I’m leaving my job – Where do I begin?

  • List all monthly income and expenses to see where you stand
    • Do you have funds in place to cover any shortfall?
  • Save all documents relating to your separation from your former employer
  • Calculate unused vacation, sick pay and other compensation that may be due
  • Proactively manage your insurance benefits to avoid a lapse in coverage
    • Ask when your health, disability and life insurance will expire
    • Decide whether to continue your previous coverage or shop for new coverage
  • Check the status of any pending claims under your old provider
    • Submit all eligible expenses for reimbursement under your old program(s) before you leave and find out if you have a grace period for submission
  • Find out how much time you have to exercise any vested stock options
  • Evaluate the options for your old 401(k) plan
    • In some cases, your plan may require a decision within 60 days of separation
  • If you moved for your new job, tie up loose ends
    • Notify your former employer of your new address
    • Keep track of moving expenses, as they may be tax-deductible
  • A job change may affect the amount of taxes you’ll owe for the year
    • Talk with your financial planner or tax preparer to see if tax withholding needs to be increased or decreased

I’m starting a new job – Where do I begin?
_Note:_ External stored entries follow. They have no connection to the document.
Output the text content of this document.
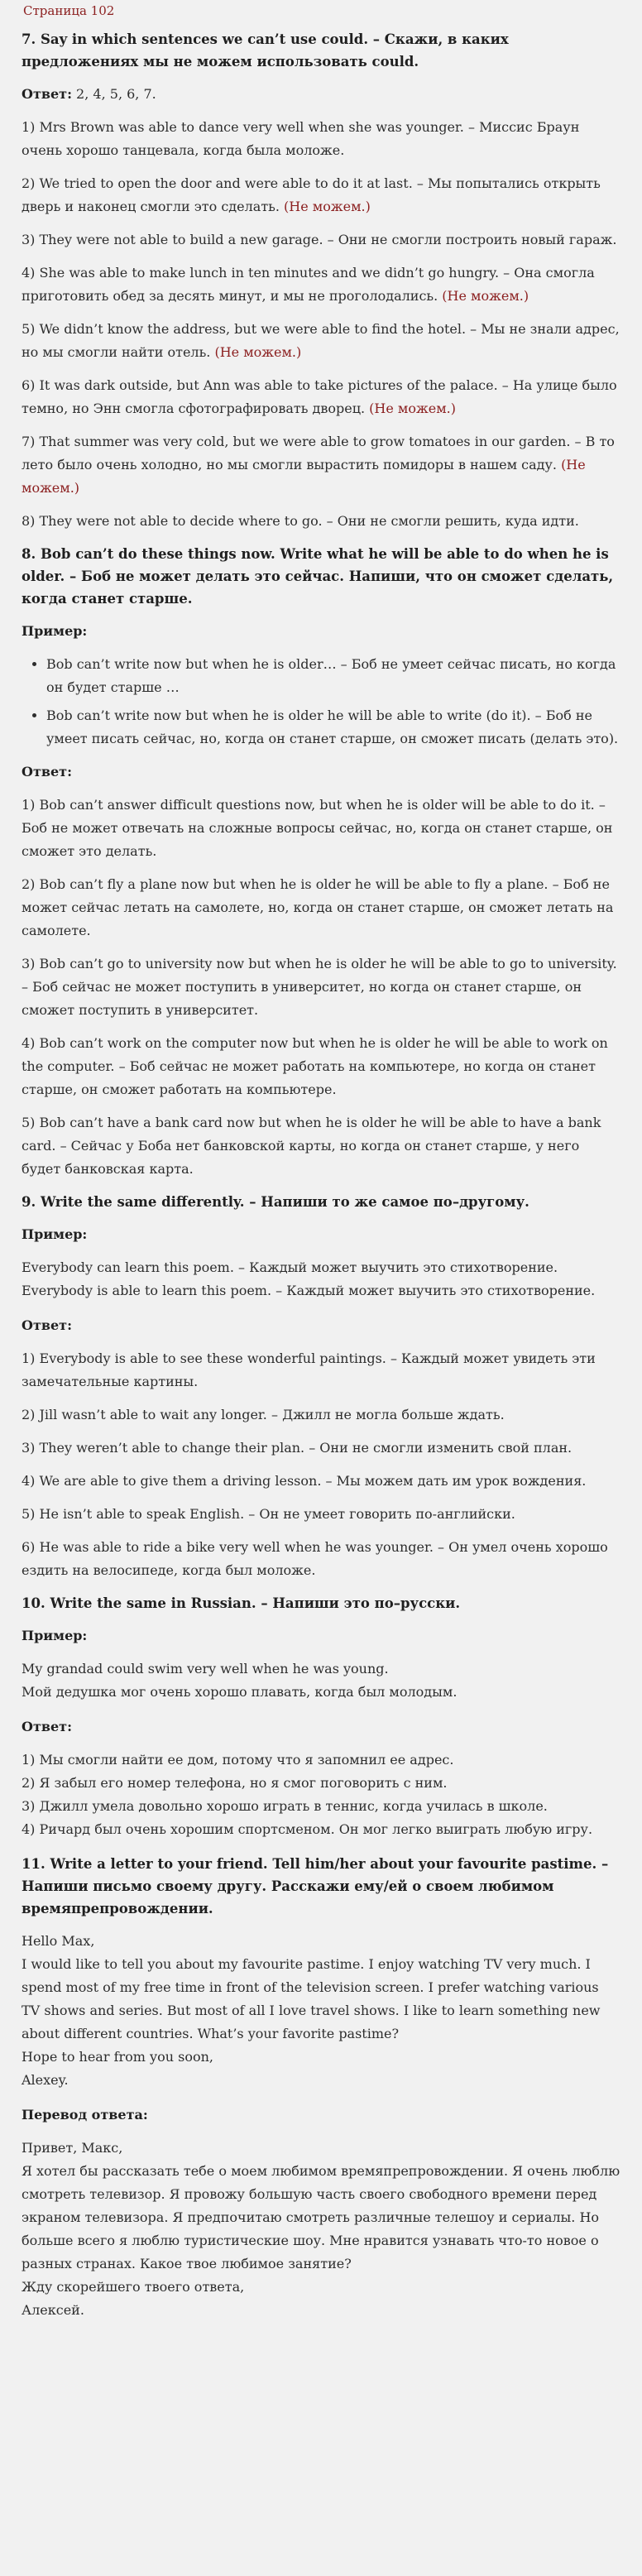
Страница 102
7. Say in which sentences we can’t use could. – Скажи, в каких предложениях мы не можем использовать could.

Ответ: 2, 4, 5, 6, 7.

1) Mrs Brown was able to dance very well when she was younger. – Миссис Браун очень хорошо танцевала, когда была моложе.

2) We tried to open the door and were able to do it at last. – Мы попытались открыть дверь и наконец смогли это сделать. (Не можем.)

3) They were not able to build a new garage. – Они не смогли построить новый гараж.

4) She was able to make lunch in ten minutes and we didn’t go hungry. – Она смогла приготовить обед за десять минут, и мы не проголодались. (Не можем.)

5) We didn’t know the address, but we were able to find the hotel. – Мы не знали адрес, но мы смогли найти отель. (Не можем.)

6) It was dark outside, but Ann was able to take pictures of the palace. – На улице было темно, но Энн смогла сфотографировать дворец. (Не можем.)

7) That summer was very cold, but we were able to grow tomatoes in our garden. – В то лето было очень холодно, но мы смогли вырастить помидоры в нашем саду. (Не можем.)

8) They were not able to decide where to go. – Они не смогли решить, куда идти.

8. Bob can’t do these things now. Write what he will be able to do when he is older. – Боб не может делать это сейчас. Напиши, что он сможет сделать, когда станет старше.

Пример:

• Bob can’t write now but when he is older… – Боб не умеет сейчас писать, но когда он будет старше …
• Bob can’t write now but when he is older he will be able to write (do it). – Боб не умеет писать сейчас, но, когда он станет старше, он сможет писать (делать это).

Ответ:

1) Bob can’t answer difficult questions now, but when he is older will be able to do it. – Боб не может отвечать на сложные вопросы сейчас, но, когда он станет старше, он сможет это делать.

2) Bob can’t fly a plane now but when he is older he will be able to fly a plane. – Боб не может сейчас летать на самолете, но, когда он станет старше, он сможет летать на самолете.

3) Bob can’t go to university now but when he is older he will be able to go to university. – Боб сейчас не может поступить в университет, но когда он станет старше, он сможет поступить в университет.

4) Bob can’t work on the computer now but when he is older he will be able to work on the computer. – Боб сейчас не может работать на компьютере, но когда он станет старше, он сможет работать на компьютере.

5) Bob can’t have a bank card now but when he is older he will be able to have a bank card. – Сейчас у Боба нет банковской карты, но когда он станет старше, у него будет банковская карта.

9. Write the same differently. – Напиши то же самое по–другому.

Пример:

Everybody can learn this poem. – Каждый может выучить это стихотворение.
Everybody is able to learn this poem. – Каждый может выучить это стихотворение.

Ответ:

1) Everybody is able to see these wonderful paintings. – Каждый может увидеть эти замечательные картины.

2) Jill wasn’t able to wait any longer. – Джилл не могла больше ждать.

3) They weren’t able to change their plan. – Они не смогли изменить свой план.

4) We are able to give them a driving lesson. – Мы можем дать им урок вождения.

5) He isn’t able to speak English. – Он не умеет говорить по-английски.

6) He was able to ride a bike very well when he was younger. – Он умел очень хорошо ездить на велосипеде, когда был моложе.

10. Write the same in Russian. – Напиши это по–русски.

Пример:

My grandad could swim very well when he was young.
Мой дедушка мог очень хорошо плавать, когда был молодым.

Ответ:

1) Мы смогли найти ее дом, потому что я запомнил ее адрес.
2) Я забыл его номер телефона, но я смог поговорить с ним.
3) Джилл умела довольно хорошо играть в теннис, когда училась в школе.
4) Ричард был очень хорошим спортсменом. Он мог легко выиграть любую игру.
11. Write a letter to your friend. Tell him/her about your favourite pastime. – Напиши письмо своему другу. Расскажи ему/ей о своем любимом времяпрепровождении.
Hello Max,
I would like to tell you about my favourite pastime. I enjoy watching TV very much. I spend most of my free time in front of the television screen. I prefer watching various TV shows and series. But most of all I love travel shows. I like to learn something new about different countries. What’s your favorite pastime?
Hope to hear from you soon,
Alexey.

Перевод ответа:

Привет, Макс,
Я хотел бы рассказать тебе о моем любимом времяпрепровождении. Я очень люблю смотреть телевизор. Я провожу большую часть своего свободного времени перед экраном телевизора. Я предпочитаю смотреть различные телешоу и сериалы. Но больше всего я люблю туристические шоу. Мне нравится узнавать что-то новое о разных странах. Какое твое любимое занятие?
Жду скорейшего твоего ответа,
Алексей.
  • Review your new employer’s total benefits package to familiarize yourself with the various options available for retirement, insurance and other perks
  • Are there any irrevocable decisions associated with your position, such as selection of pension plan?
    • If so, carefully consider the pros and cons of each option before locking in
  • Sign up for the company 401(k) plan as soon as you’re eligible
    • Ask if there is a company match, if there is, be sure to contribute enough to receive the maximum match
    • Keep up your retirement savings efforts at the same level, or more, if you received a pay increase with the new job, in order to achieve your retirement goals
  • Evaluate insurance coverage options, costs and start dates
  • Will you have a Flexible Spending Account (FSA) or Health Savings Account (HSA) available?
    • Participating in one or both could reduce your child care and medical costs, as well as provide some tax savings
  • Request direct deposit of your paycheck to maintain continuity of your income
    • Payments will reach your bank account the day your paycheck is issued, and many banks offer free or low-cost checking with direct deposit
  • Estimate your federal and state income tax liabilities
    • A change in salary may change your tax bracket, and may require you to update your withholding amounts and investment strategies
For illustration and discussion purposes only. Not designed to be a comprehensive list. Consult your Human Resources or Benefits Department for more details. The information provided herein is general in nature and should not be considered legal or tax advice. Consult with an attorney or a tax professional regarding your specific legal or tax situation.